Like starting any new business or career pathway, this comes in steps. Most likely, you’ll want to: 



  1. Create your music business plan: This includes working on your products and services (music, live show, merchandise), your marketing, creating a business structure that can attract investors and sponsors, and creating a plan to attract and retain customers. Learn the difference between a business plan and a marketing plan – but be sure to have an idea of both.
  2. Invest money into your career: Beyond the obvious investments of hard assets (quality music gear, well-produced recordings, etc.), consider things like training, skill development, or even a business class. If someone wanted to become a doctor, lawyer, or even football player, you’d expect them to study and train in the appropriate fields. Yet, for some reason, many musicians don’t invest in music consultants, getting professional vocal coaches, take regular lessons, or do more than a quick, topical Google search. There are many great resources in this area, invest in some!

    It amazes me when musicians ask me about getting sponsors or investors to help pay for their tours or music when they aren’t willing to invest into it themselves!

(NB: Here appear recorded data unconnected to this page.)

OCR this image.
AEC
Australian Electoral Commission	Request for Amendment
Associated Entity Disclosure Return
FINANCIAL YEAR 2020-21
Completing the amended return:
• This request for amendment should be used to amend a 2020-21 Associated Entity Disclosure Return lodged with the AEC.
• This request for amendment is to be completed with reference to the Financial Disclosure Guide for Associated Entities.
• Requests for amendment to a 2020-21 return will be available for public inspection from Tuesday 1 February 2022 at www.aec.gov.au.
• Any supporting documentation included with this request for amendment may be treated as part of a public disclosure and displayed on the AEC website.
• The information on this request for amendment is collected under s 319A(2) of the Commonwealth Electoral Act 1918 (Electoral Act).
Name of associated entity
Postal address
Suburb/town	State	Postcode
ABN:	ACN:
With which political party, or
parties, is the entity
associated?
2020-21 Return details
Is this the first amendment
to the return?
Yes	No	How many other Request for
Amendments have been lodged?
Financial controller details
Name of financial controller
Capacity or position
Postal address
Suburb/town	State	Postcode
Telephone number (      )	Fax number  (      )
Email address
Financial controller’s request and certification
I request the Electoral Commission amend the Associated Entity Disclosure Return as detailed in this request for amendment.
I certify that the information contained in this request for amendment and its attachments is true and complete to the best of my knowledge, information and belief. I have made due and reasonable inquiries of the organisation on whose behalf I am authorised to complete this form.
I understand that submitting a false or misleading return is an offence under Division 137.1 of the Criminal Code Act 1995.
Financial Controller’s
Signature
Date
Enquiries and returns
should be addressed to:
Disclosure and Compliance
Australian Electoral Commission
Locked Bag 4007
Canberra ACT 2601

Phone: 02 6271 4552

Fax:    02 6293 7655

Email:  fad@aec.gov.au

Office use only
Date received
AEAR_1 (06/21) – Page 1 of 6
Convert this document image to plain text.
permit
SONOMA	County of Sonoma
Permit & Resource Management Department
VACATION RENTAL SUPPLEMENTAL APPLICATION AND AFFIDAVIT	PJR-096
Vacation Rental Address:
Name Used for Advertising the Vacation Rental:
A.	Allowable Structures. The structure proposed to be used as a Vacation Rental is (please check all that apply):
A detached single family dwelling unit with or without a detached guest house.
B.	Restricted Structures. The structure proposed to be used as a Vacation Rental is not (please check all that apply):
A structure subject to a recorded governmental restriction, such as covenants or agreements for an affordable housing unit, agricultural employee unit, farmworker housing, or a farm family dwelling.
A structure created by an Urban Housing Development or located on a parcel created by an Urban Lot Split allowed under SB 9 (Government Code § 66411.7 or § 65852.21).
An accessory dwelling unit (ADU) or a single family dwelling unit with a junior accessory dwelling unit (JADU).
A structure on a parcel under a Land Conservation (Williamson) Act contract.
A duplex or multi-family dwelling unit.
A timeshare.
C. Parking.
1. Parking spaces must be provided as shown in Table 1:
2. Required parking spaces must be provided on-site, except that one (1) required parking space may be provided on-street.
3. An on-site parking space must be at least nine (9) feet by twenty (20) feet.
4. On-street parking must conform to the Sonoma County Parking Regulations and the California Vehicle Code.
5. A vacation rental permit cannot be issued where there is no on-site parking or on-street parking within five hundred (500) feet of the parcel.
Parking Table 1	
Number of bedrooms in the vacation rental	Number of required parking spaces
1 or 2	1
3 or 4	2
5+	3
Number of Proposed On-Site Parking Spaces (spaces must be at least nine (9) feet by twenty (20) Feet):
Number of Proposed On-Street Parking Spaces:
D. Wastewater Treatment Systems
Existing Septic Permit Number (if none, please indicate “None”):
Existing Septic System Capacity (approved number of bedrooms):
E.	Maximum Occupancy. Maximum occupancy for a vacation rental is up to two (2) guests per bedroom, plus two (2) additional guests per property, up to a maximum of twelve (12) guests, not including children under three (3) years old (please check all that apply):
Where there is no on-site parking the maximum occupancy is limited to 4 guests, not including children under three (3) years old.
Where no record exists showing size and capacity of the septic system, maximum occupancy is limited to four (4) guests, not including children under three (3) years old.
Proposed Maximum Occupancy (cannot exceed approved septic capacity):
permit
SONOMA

  3. Dedicate regularly scheduled time: If you want to make music for a living, you have to start treating it like a job. That means you and your band-mates need to take it seriously: invest regular time on developing your skills, create a cohesive “brand” (band image), and schedule “job time” working on marketing or business development. Think about it in terms of an hourly job: the more time you spend (working strategically), the more you’ll get in return.

    You should use time-tracking software (I use Toggl) to measure how much time you are investing into what areas. It also gives a you realistic picture of how much time you’re actually spending on your music career. If you had 40-50 hours a week to invest into your music career, how would you fill the time? What if you only had 20 hours? Well, you probably have close to that, begin planning and strategically using your time now!

  4. Set the Business Portions Up Properly: The last thing most musicians want to do is deal with business forms, taxes, and contracts. Try and get these things lined up as quickly as possible. Hire an entertainment lawyer to help. The better your business is set up, the more attractive it will be to investors (a.k.a record labels, booking agents, managers, sponsors, etc.).
  5. Attract, Retain, and Grow Your Fans: A big part – perhaps the biggest part – of your music career will be fan management. Your band should be run like a business. As such, you need to have a piece addressing customer service. What does over-the-top customer service look like? How do you develop a hardcore fan base? Fan outreach (such as a regular, consistent e-newsletter, social media, appearances, etc.) shouldn’t be something you is shoot from the hip. It should be part of a bigger plan, measured, and strategic.

Following your dreams is not always an easy task. These days, it’s quite difficult to develop a music career without the business portion of it. Maybe someday, you might find someone else to take over these areas. By that point, your music is probably already your job. However, success doesn’t come to those who wait patiently. It comes to those who strive for, invest the time and energy into it, and pursue it relentlessly. If you’re not willing to put the sacrifice in now, you aren’t ready to take this on as your career.